Il est donc crucial de développer davantage la coopération transfrontalière, mais nous devons également changer la façon dont le débat en Afrique de l’Ouest est façonné aujourd’hui. Lorsque, par le passé, nous avons parlé de “migration et développement”, ce sont des investissements des migrants dont nous parlons, en particulier ceux qui sont à l’étranger. La Covid a rendu la situation de nombreux migrants ouest-africains en Europe plus précaire, en particulier pour ceux qui sont sans papiers et qui ont perdu le travail informel qui leur permettait de gagner leur vie. Cela a bien sûr également eu un impact sur leurs familles et leurs proches restés au pays, car beaucoup dépendent de ces envois de fonds.
Nous devons nous demander quels seront les effets à long terme de la pandémie sur les envois de fonds depuis l’Europe, ainsi que sur la xénophobie dans un environnement où de nombreux Européens ont eux-mêmes été rendus plus vulnérables.
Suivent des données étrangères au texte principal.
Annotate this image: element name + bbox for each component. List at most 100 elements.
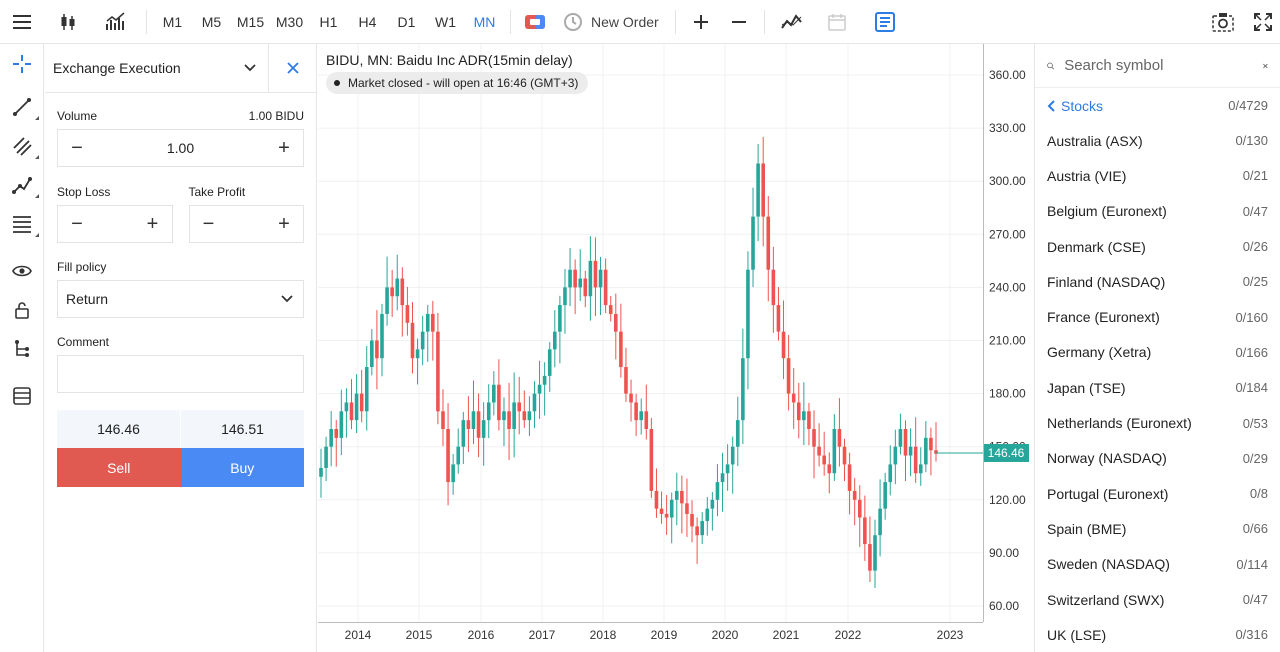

Nous ne devons pas négliger ces envois de fonds, mais nous pouvons également réfléchir à la manière de mettre davantage l’accent sur la circulation et la coopération intra-africaines. Aujourd’hui, avec la Covid, “la migration et le développement” devraient être reconçus comme “la migration et le renversement des tendances de dépendance”.
La Covid-19 peut être une opportunité et un tournant, un appel à renouveler la réflexion stratégique et opérationnelle sur les questions de migration. Notre objectif est que l’Afrique soit l’objet, le sujet et le centre de sa propre réflexion sur la réorganisation des mobilités par rapport aux questions de développement.